By on 1 February, 2013

 

 

Qld

The Lockyer Valley west of Brisbane is experiencing floodwaters in some areas surpassing the levels seen in the devastating 2011 floods, as the ACT Government has sent mapping specialists to help the Red Cross deal with emergencies.

The Australian newspaper has reported that Lockyer Valley west of Brisbane is experiencing floodwaters in some areas surpassing the levels seen in the devastating 2011 floods.

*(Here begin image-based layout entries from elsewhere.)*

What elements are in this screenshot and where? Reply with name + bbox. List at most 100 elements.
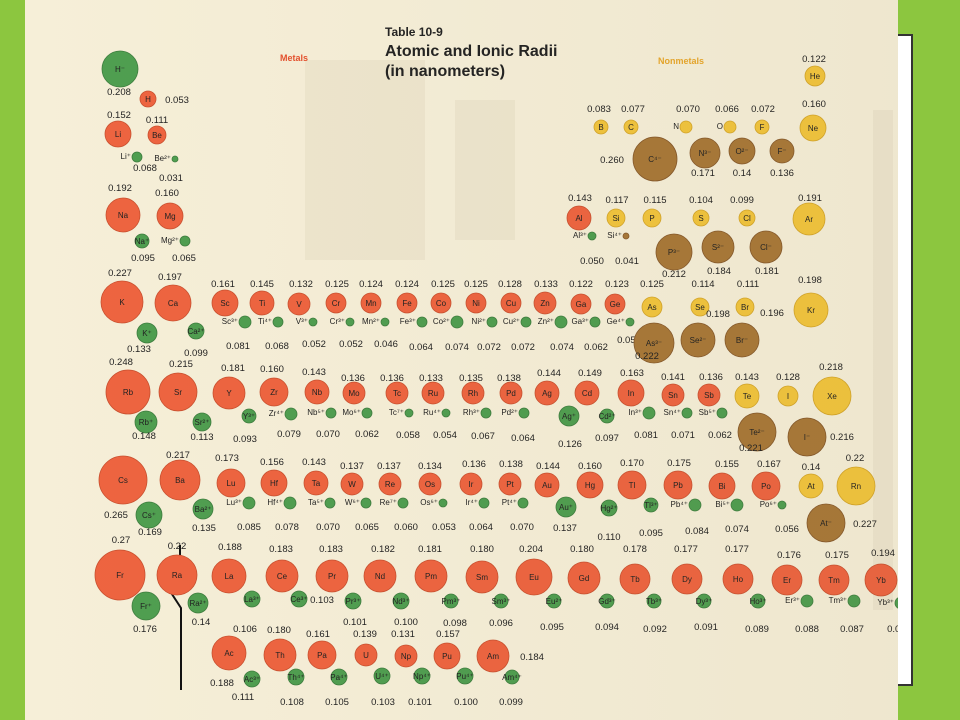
radius-pr-ion: 0.101 [343,617,367,628]
circle-be [147,125,167,145]
symbol-ir-ion: Ir⁴⁺ [465,498,478,507]
symbol-re: Re [385,480,396,489]
radius-cs: 0.265 [104,510,128,521]
symbol-li: Li [115,130,121,139]
symbol-cr: Cr [332,299,341,308]
symbol-mn-ion: Mn²⁺ [362,317,380,326]
symbol-rh: Rh [468,389,478,398]
circle-zr-ion [284,407,298,421]
radius-pa-ion: 0.105 [325,697,349,708]
symbol-as-ion: As³⁻ [646,339,662,348]
circle-h [139,90,157,108]
symbol-in-ion: In³⁺ [628,408,642,417]
radius-v: 0.132 [289,279,313,290]
symbol-zn-ion: Zn²⁺ [538,317,554,326]
symbol-ne: Ne [808,124,819,133]
circle-pa [307,640,337,670]
circle-ag [534,380,560,406]
symbol-c: C [628,123,634,132]
symbol-gd: Gd [579,574,590,583]
symbol-cr-ion: Cr³⁺ [330,317,345,326]
circle-cs [98,455,148,505]
radius-u: 0.139 [353,629,377,640]
circle-ra [156,554,198,596]
radius-f-ion: 0.136 [770,168,794,179]
circle-ir-ion [478,497,490,509]
symbol-rh-ion: Rh³⁺ [463,408,480,417]
circle-am-ion [504,669,520,685]
symbol-ac-ion: Ac³⁺ [244,675,260,684]
circle-y [212,376,246,410]
circle-dy-ion [696,593,712,609]
radius-rh: 0.135 [459,373,483,384]
circle-tm [818,564,850,596]
radius-eu-ion: 0.095 [540,622,564,633]
symbol-n-ion: N³⁻ [699,149,712,158]
circle-be-ion [171,155,179,163]
radius-lu: 0.173 [215,453,239,464]
circle-rb [105,369,151,415]
radius-yb: 0.194 [871,548,895,559]
symbol-ni-ion: Ni²⁺ [472,317,486,326]
radius-w-ion: 0.065 [355,522,379,533]
circle-o [723,120,737,134]
radius-na: 0.192 [108,183,132,194]
circle-sn [661,383,685,407]
circle-ca [154,284,192,322]
circle-sr [158,372,198,412]
circle-n [679,120,693,134]
symbol-lu-ion: Lu³⁺ [226,498,242,507]
circle-tb-ion [646,593,662,609]
symbol-al: Al [575,214,582,223]
symbol-mn: Mn [365,299,376,308]
circle-cd [574,380,600,406]
radius-pm: 0.181 [418,544,442,555]
circle-ra-ion [187,592,209,614]
symbol-n: N [673,122,679,131]
radius-pr: 0.183 [319,544,343,555]
symbol-mg: Mg [164,212,175,221]
radius-am-ion: 0.099 [499,697,523,708]
symbol-p-ion: P³⁻ [668,248,680,257]
symbol-pm: Pm [425,572,437,581]
radius-te: 0.143 [735,372,759,383]
radius-zr-ion: 0.079 [277,429,301,440]
symbol-cs: Cs [118,476,128,485]
circle-tl [617,470,647,500]
radius-w: 0.137 [340,461,364,472]
circle-si-ion [622,232,630,240]
circle-mg [156,202,184,230]
radius-eu: 0.204 [519,544,543,555]
radius-pt: 0.138 [499,459,523,470]
radius-in-ion: 0.081 [634,430,658,441]
symbol-pu-ion: Pu⁴⁺ [456,672,473,681]
radius-ba-ion: 0.135 [192,523,216,534]
radius-he: 0.122 [802,54,826,65]
circle-tb [619,563,651,595]
radius-as: 0.125 [640,279,664,290]
circle-po [751,471,781,501]
radius-dy-ion: 0.091 [694,622,718,633]
symbol-ag: Ag [542,389,552,398]
radius-cs-ion: 0.169 [138,527,162,538]
radius-ar: 0.191 [798,193,822,204]
radius-rb-ion: 0.148 [132,431,156,442]
radius-er-ion: 0.088 [795,624,819,635]
radius-ir: 0.136 [462,459,486,470]
symbol-s-ion: S²⁻ [712,243,724,252]
radius-mo: 0.136 [341,373,365,384]
symbol-i-ion: I⁻ [804,433,810,442]
circle-co [430,292,452,314]
symbol-sr: Sr [174,388,182,397]
radius-at: 0.14 [802,462,821,473]
radius-pt-ion: 0.070 [510,522,534,533]
symbol-sb-ion: Sb⁵⁺ [699,408,716,417]
radius-ce: 0.183 [269,544,293,555]
radius-k: 0.227 [108,268,132,279]
radius-tm: 0.175 [825,550,849,561]
symbol-h-ion: H⁻ [115,65,125,74]
circle-er-ion [800,594,814,608]
radius-fe: 0.124 [395,279,419,290]
symbol-at-ion: At⁻ [820,519,832,528]
symbol-po: Po [761,482,771,491]
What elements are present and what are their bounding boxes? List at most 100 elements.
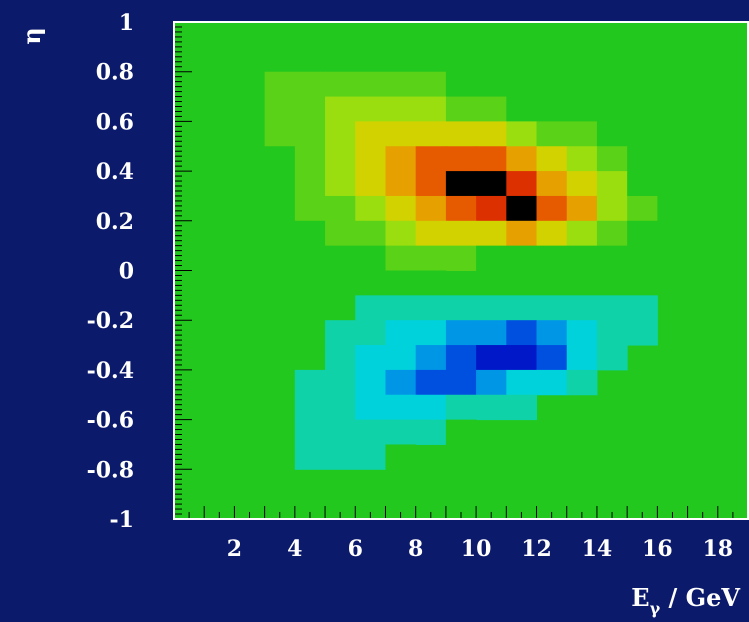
y-tick-label: 1 — [119, 10, 134, 36]
heatmap-cell — [566, 345, 598, 371]
x-axis-title-main: E — [631, 583, 649, 612]
heatmap-cell — [294, 46, 326, 73]
heatmap-cell — [294, 394, 326, 421]
heatmap-cell — [506, 171, 538, 197]
x-tick-label: 12 — [521, 536, 552, 562]
plot-area — [174, 22, 748, 519]
heatmap-cell — [566, 320, 598, 346]
heatmap-cell — [385, 419, 417, 445]
heatmap-cell — [445, 96, 477, 122]
heatmap-cell — [476, 195, 507, 222]
heatmap-cell — [445, 220, 477, 247]
heatmap-cell — [325, 121, 356, 147]
heatmap-cell — [476, 220, 507, 247]
heatmap-cell — [445, 320, 477, 346]
y-tick-label: 0 — [119, 259, 134, 285]
x-tick-label: 2 — [227, 536, 242, 562]
heatmap-cell — [294, 146, 326, 172]
x-tick-label: 18 — [702, 536, 733, 562]
heatmap-cell — [325, 345, 356, 371]
heatmap-cell — [536, 345, 568, 371]
heatmap-cell — [476, 320, 507, 346]
heatmap-cell — [476, 96, 507, 122]
heatmap-cell — [415, 369, 447, 396]
heatmap-cell — [536, 195, 568, 222]
heatmap-cell — [596, 121, 628, 147]
heatmap-cell — [355, 96, 386, 122]
heatmap-cell — [415, 345, 447, 371]
heatmap-cell — [415, 46, 447, 73]
heatmap-cell — [506, 295, 538, 321]
axis-ticks — [173, 21, 749, 520]
y-tick-label: 0.8 — [96, 60, 134, 86]
heatmap-cell — [596, 295, 628, 321]
heatmap-cell — [385, 71, 417, 98]
heatmap-cell — [566, 96, 598, 122]
heatmap-cell — [566, 146, 598, 172]
heatmap-cell — [355, 419, 386, 445]
heatmap-cell — [325, 171, 356, 197]
heatmap-cell — [385, 245, 417, 271]
heatmap-cell — [476, 171, 507, 197]
heatmap-cell — [566, 220, 598, 247]
x-axis-title-subscript: γ — [650, 599, 661, 618]
y-tick-label: -0.4 — [87, 358, 134, 384]
heatmap-cell — [476, 394, 507, 421]
heatmap-cell — [627, 195, 658, 222]
heatmap-cell — [325, 146, 356, 172]
heatmap-cell — [264, 71, 296, 98]
heatmap-cell — [385, 121, 417, 147]
heatmap-cell — [415, 320, 447, 346]
x-tick-label: 8 — [408, 536, 423, 562]
heatmap-cell — [476, 369, 507, 396]
heatmap-cell — [294, 444, 326, 470]
heatmap-cell — [415, 171, 447, 197]
heatmap-cell — [355, 295, 386, 321]
heatmap-cell — [476, 71, 507, 98]
heatmap-cell — [385, 369, 417, 396]
heatmap-cell — [566, 195, 598, 222]
x-tick-label: 16 — [642, 536, 673, 562]
heatmap-cell — [596, 171, 628, 197]
heatmap-cell — [596, 220, 628, 247]
heatmap-cell — [476, 146, 507, 172]
heatmap-cell — [385, 220, 417, 247]
heatmap-cell — [536, 220, 568, 247]
heatmap-cell — [566, 121, 598, 147]
heatmap-cell — [476, 245, 507, 271]
heatmap-cell — [445, 71, 477, 98]
heatmap-cell — [264, 245, 296, 271]
x-tick-label: 10 — [461, 536, 492, 562]
heatmap-cell — [385, 320, 417, 346]
x-axis-title-unit: / GeV — [660, 583, 740, 612]
heatmap-cell — [445, 195, 477, 222]
heatmap-cell — [415, 71, 447, 98]
y-axis-title: η — [17, 27, 46, 44]
heatmap-cell — [264, 171, 296, 197]
heatmap-cell — [536, 369, 568, 396]
y-tick-label: -0.2 — [87, 308, 134, 334]
y-tick-label: 0.6 — [96, 109, 134, 135]
heatmap-cell — [264, 146, 296, 172]
heatmap-cell — [385, 444, 417, 470]
heatmap-cell — [506, 394, 538, 421]
heatmap-cell — [476, 121, 507, 147]
heatmap-cell — [325, 369, 356, 396]
heatmap-cell — [294, 171, 326, 197]
heatmap-cell — [506, 245, 538, 271]
heatmap-cell — [294, 121, 326, 147]
heatmap-cell — [264, 46, 296, 73]
heatmap-cell — [627, 295, 658, 321]
heatmap-cell — [506, 369, 538, 396]
heatmap-cell — [385, 171, 417, 197]
heatmap-cell — [445, 345, 477, 371]
y-tick-label: -0.8 — [87, 457, 134, 483]
heatmap-cell — [294, 195, 326, 222]
heatmap-cell — [355, 121, 386, 147]
heatmap-cell — [294, 220, 326, 247]
heatmap-cell — [506, 121, 538, 147]
heatmap-cell — [415, 295, 447, 321]
heatmap-cell — [355, 320, 386, 346]
heatmap-cell — [294, 419, 326, 445]
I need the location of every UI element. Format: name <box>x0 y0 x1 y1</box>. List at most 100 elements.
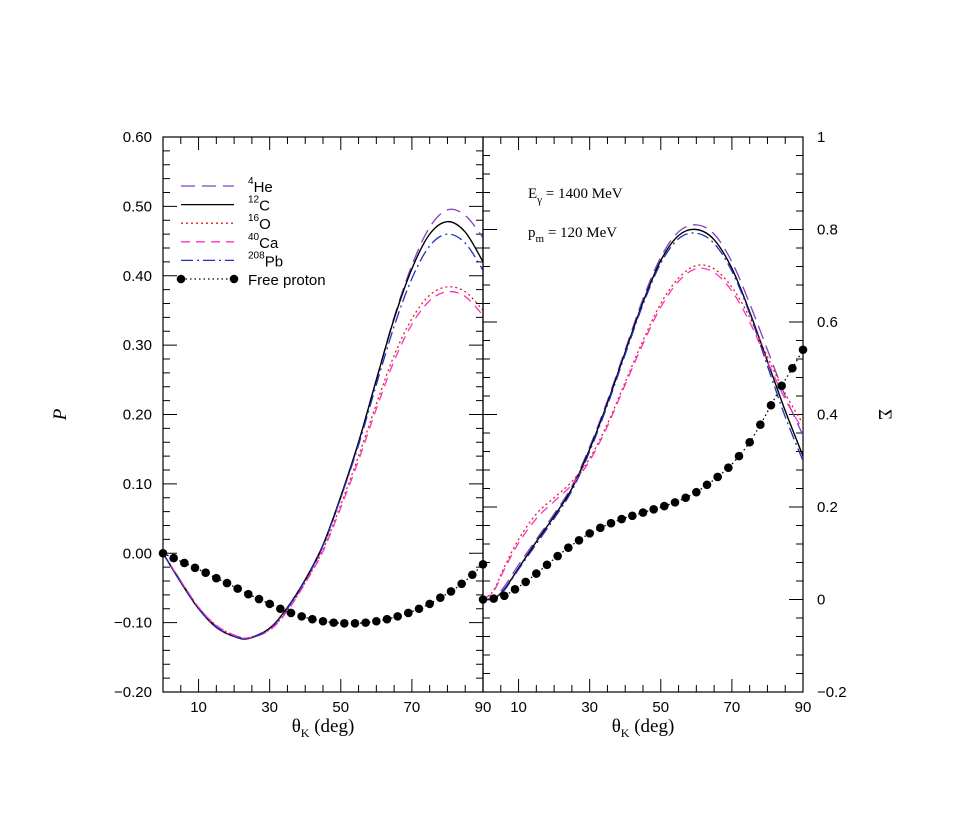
data-point <box>158 548 168 558</box>
annotation-subscript: γ <box>536 194 542 206</box>
y-tick-label: 0.2 <box>817 499 838 516</box>
data-point <box>233 584 242 593</box>
plot-frame <box>482 136 804 693</box>
y-tick-label: 0.60 <box>123 129 152 146</box>
series-line-5 <box>163 552 483 625</box>
data-point <box>457 579 466 589</box>
data-point <box>606 518 616 528</box>
data-point <box>521 577 530 587</box>
annotation-rest: = 120 MeV <box>544 225 617 241</box>
legend-label-element: He <box>254 179 273 196</box>
data-point <box>574 536 584 545</box>
legend-label-element: Ca <box>259 235 279 252</box>
data-point <box>617 514 626 524</box>
y-tick-label: 0.30 <box>123 337 152 354</box>
data-point <box>553 551 562 561</box>
legend-label-element: O <box>259 216 271 233</box>
y-tick-label: −0.20 <box>114 684 152 701</box>
data-point <box>510 585 520 594</box>
data-point <box>702 480 712 490</box>
data-point <box>777 381 786 391</box>
legend-label-2: 16O <box>248 213 271 233</box>
data-point <box>318 616 328 626</box>
y-tick-label: 0.10 <box>123 476 152 493</box>
data-point <box>478 595 488 604</box>
data-point <box>414 604 424 614</box>
data-point <box>500 591 509 601</box>
y-tick-label: −0.10 <box>114 615 152 632</box>
data-point <box>596 523 605 533</box>
x-tick-label: 30 <box>581 699 598 716</box>
data-point <box>532 569 541 578</box>
data-point <box>638 508 648 517</box>
annotation-1: pm = 120 MeV <box>528 225 617 245</box>
data-point <box>404 608 413 618</box>
y-tick-label: 0.20 <box>123 407 152 424</box>
series-line-1 <box>483 228 803 601</box>
y-axis-label-right: Σ <box>874 409 895 420</box>
plot-area <box>483 224 803 601</box>
x-axis-label-subscript: K <box>301 726 310 740</box>
data-point <box>308 614 317 624</box>
legend-label-superscript: 4 <box>248 176 254 187</box>
x-tick-label: 70 <box>404 699 421 716</box>
data-point <box>724 463 733 472</box>
legend-label-4: 208Pb <box>248 250 283 270</box>
data-point <box>190 563 200 573</box>
data-point <box>766 400 776 410</box>
annotation-subscript: m <box>536 233 545 245</box>
x-axis-label-unit: (deg) <box>309 716 354 737</box>
legend-label-superscript: 40 <box>248 232 260 243</box>
x-axis-label: θK (deg) <box>612 716 675 740</box>
data-point <box>393 612 402 621</box>
legend-label-3: 40Ca <box>248 232 279 252</box>
annotation-0: Eγ = 1400 MeV <box>528 186 623 206</box>
x-axis-label-subscript: K <box>621 726 630 740</box>
annotation-rest: = 1400 MeV <box>542 186 623 202</box>
legend-label-0: 4He <box>248 176 273 196</box>
data-point <box>222 578 232 588</box>
data-point <box>382 614 392 624</box>
x-axis-label: θK (deg) <box>292 716 355 740</box>
x-tick-label: 90 <box>475 699 492 716</box>
x-tick-label: 10 <box>510 699 527 716</box>
data-point <box>489 594 498 603</box>
data-point <box>340 619 349 628</box>
y-tick-label: 0.50 <box>123 198 152 215</box>
data-point <box>542 560 552 570</box>
y-tick-label: 0.8 <box>817 222 838 239</box>
data-point <box>276 604 285 614</box>
annotation-main: p <box>528 225 536 241</box>
annotation-main: E <box>528 186 537 202</box>
legend-marker <box>176 274 186 284</box>
data-point <box>585 529 594 538</box>
data-point <box>350 619 360 628</box>
y-tick-label: −0.2 <box>817 684 847 701</box>
data-point <box>713 472 722 482</box>
data-point <box>372 616 381 626</box>
y-axis-label: P <box>50 408 71 421</box>
series-line-0 <box>483 224 803 601</box>
right-panel: 10 30 50 70 90 −0.2 0 0.2 0.4 0.6 0.8 1 θK (deg) Σ Eγ … <box>478 129 895 740</box>
x-tick-label: 30 <box>261 699 278 716</box>
x-tick-label: 50 <box>332 699 349 716</box>
data-point <box>425 599 434 609</box>
data-point <box>660 501 669 511</box>
data-point <box>745 437 754 447</box>
y-tick-label: 0 <box>817 592 825 609</box>
x-tick-label: 50 <box>652 699 669 716</box>
legend-label-superscript: 16 <box>248 213 260 224</box>
data-point <box>286 608 296 618</box>
series-line-3 <box>163 290 483 639</box>
data-point <box>169 553 178 563</box>
left-panel: 10 30 50 70 90 −0.20 −0.10 0.00 0.10 0.20 0.30 0.40… <box>50 129 491 740</box>
series-line-5 <box>483 349 803 601</box>
x-axis-label-unit: (deg) <box>629 716 674 737</box>
legend-label-element: C <box>259 198 270 215</box>
y-tick-label: 1 <box>817 129 825 146</box>
data-point <box>297 612 306 621</box>
data-point <box>180 558 189 568</box>
data-point <box>201 568 210 577</box>
data-point <box>468 570 477 580</box>
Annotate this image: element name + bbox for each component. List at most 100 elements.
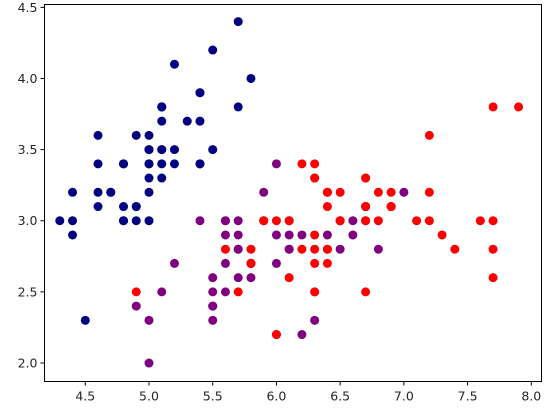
y-tick-label: 2.5	[18, 284, 38, 299]
x-tick-label: 5.0	[139, 389, 159, 404]
scatter-point	[68, 230, 78, 240]
scatter-point	[144, 315, 154, 325]
scatter-point	[310, 258, 320, 268]
x-tick-label: 7.0	[394, 389, 414, 404]
scatter-point	[195, 216, 205, 226]
y-tick-label: 3.0	[18, 213, 38, 228]
scatter-point	[233, 17, 243, 27]
scatter-point	[335, 187, 345, 197]
scatter-point	[233, 244, 243, 254]
scatter-point	[259, 216, 269, 226]
scatter-point	[106, 187, 116, 197]
x-axis: 4.5 5.0 5.5 6.0 6.5 7.0 7.5 8.0	[75, 381, 541, 404]
scatter-point	[310, 244, 320, 254]
scatter-point	[310, 159, 320, 169]
scatter-point	[169, 145, 179, 155]
y-tick-label: 3.5	[18, 142, 38, 157]
scatter-point	[322, 258, 332, 268]
scatter-point	[93, 159, 103, 169]
scatter-point	[271, 330, 281, 340]
scatter-point	[297, 244, 307, 254]
scatter-point	[144, 216, 154, 226]
scatter-point	[182, 116, 192, 126]
scatter-point	[144, 130, 154, 140]
scatter-point	[169, 159, 179, 169]
x-tick-label: 6.5	[330, 389, 350, 404]
scatter-point	[297, 330, 307, 340]
scatter-point	[424, 216, 434, 226]
scatter-point	[169, 258, 179, 268]
scatter-point	[246, 244, 256, 254]
scatter-point	[208, 145, 218, 155]
scatter-point	[322, 202, 332, 212]
scatter-point	[284, 230, 294, 240]
scatter-point	[284, 244, 294, 254]
x-tick-label: 7.5	[458, 389, 478, 404]
scatter-point	[310, 173, 320, 183]
scatter-point	[246, 73, 256, 83]
x-tick-label: 4.5	[75, 389, 95, 404]
scatter-point	[208, 45, 218, 55]
scatter-point	[361, 216, 371, 226]
scatter-point	[119, 202, 129, 212]
scatter-point	[373, 216, 383, 226]
scatter-point	[271, 258, 281, 268]
y-tick-label: 2.0	[18, 356, 38, 371]
scatter-point	[475, 216, 485, 226]
scatter-point	[131, 287, 141, 297]
scatter-point	[144, 358, 154, 368]
scatter-point	[131, 130, 141, 140]
scatter-point	[144, 187, 154, 197]
scatter-point	[373, 187, 383, 197]
scatter-point	[93, 187, 103, 197]
scatter-point	[220, 244, 230, 254]
scatter-point	[297, 159, 307, 169]
scatter-point	[348, 230, 358, 240]
scatter-point	[68, 187, 78, 197]
scatter-point	[220, 216, 230, 226]
scatter-point	[144, 173, 154, 183]
scatter-point	[208, 315, 218, 325]
scatter-point	[399, 187, 409, 197]
scatter-point	[488, 244, 498, 254]
scatter-point	[450, 244, 460, 254]
scatter-point	[271, 216, 281, 226]
scatter-point	[233, 287, 243, 297]
scatter-point	[246, 273, 256, 283]
scatter-point	[424, 187, 434, 197]
scatter-point	[131, 202, 141, 212]
scatter-point	[373, 244, 383, 254]
scatter-point	[233, 216, 243, 226]
points-layer	[55, 17, 524, 368]
scatter-point	[361, 287, 371, 297]
scatter-point	[271, 230, 281, 240]
x-tick-label: 6.0	[266, 389, 286, 404]
scatter-point	[386, 187, 396, 197]
scatter-point	[220, 287, 230, 297]
scatter-point	[80, 315, 90, 325]
scatter-point	[68, 216, 78, 226]
scatter-point	[361, 173, 371, 183]
scatter-point	[297, 230, 307, 240]
scatter-point	[208, 273, 218, 283]
scatter-point	[514, 102, 524, 112]
scatter-point	[246, 258, 256, 268]
scatter-point	[93, 130, 103, 140]
axes-frame	[44, 4, 542, 382]
scatter-point	[310, 230, 320, 240]
scatter-point	[322, 244, 332, 254]
scatter-point	[195, 88, 205, 98]
scatter-point	[131, 301, 141, 311]
scatter-point	[55, 216, 65, 226]
scatter-point	[259, 187, 269, 197]
y-tick-label: 4.5	[18, 0, 38, 15]
scatter-point	[322, 187, 332, 197]
scatter-point	[233, 230, 243, 240]
scatter-point	[284, 273, 294, 283]
scatter-point	[310, 315, 320, 325]
scatter-point	[195, 159, 205, 169]
scatter-point	[233, 102, 243, 112]
scatter-point	[119, 159, 129, 169]
scatter-point	[144, 145, 154, 155]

Mayor Steve Jones is reported as saying that waters have already risen one metre higher at Glenore Grove and about three metres higher in Tent Hill Creek than they were two years ago.
Mr Jones said authorities were trying to get supplies to residents where they could and were surveying the region by helicopter to make sure people weren’t in any immediate danger.
“There’s a lot of damage. There’s broken water mains, broken sewer mains broken, damaged roads – it’s difficult to get around,” he said.
Responding to the flood emergency, ACT mapping experts are heading to Queensland to assist the Red Cross in assessing the needs of affected residents.
Canberra Times reports that a three-person team of volunteers from ACT Emergency Services Agency MAPS headed to Queensland on Sunday night, following a call for assistance from Red Cross Queensland.
Chief officer of the ACT Rural Fire Service Andrew Stark has also been sent to Queensland to render assistance.
ACT Emergency Services commissioner Dominic Lane told the paper that in situations like those found in Queensland, mapping specialists would usually help by mapping where residents were affected by flooding, working out where roads were closed and surveying and plotting damage.
”They’re a very dedicated team, and they’re very experienced and they’re able to provide a lot of support to the Queensland community,” he said.
The mapping team will spend five days volunteering, working out of the state command centre in Brisbane.
The ACT State Emergency Service is also on standby to send rescue and cleanup crews to Queensland and northern NSW.
ACT State Emergency Service chief officer Tony Graham told the Canberra Times he made the offer to NSW and Queensland authorities on Monday morning, but had not discussed specifically how many people might be sent.
“We can have crews on the ground attending to any storms, flooding – the very types of jobs we have here. We’ve got some flood boat crews that we could send north if needed, we’ve got incident management people, liaison people, media people,” Mr Graham said.
ACT Rural Fire Sevice chief Andrew Stark is also in Queensland as part of a federal emergency management assistance team.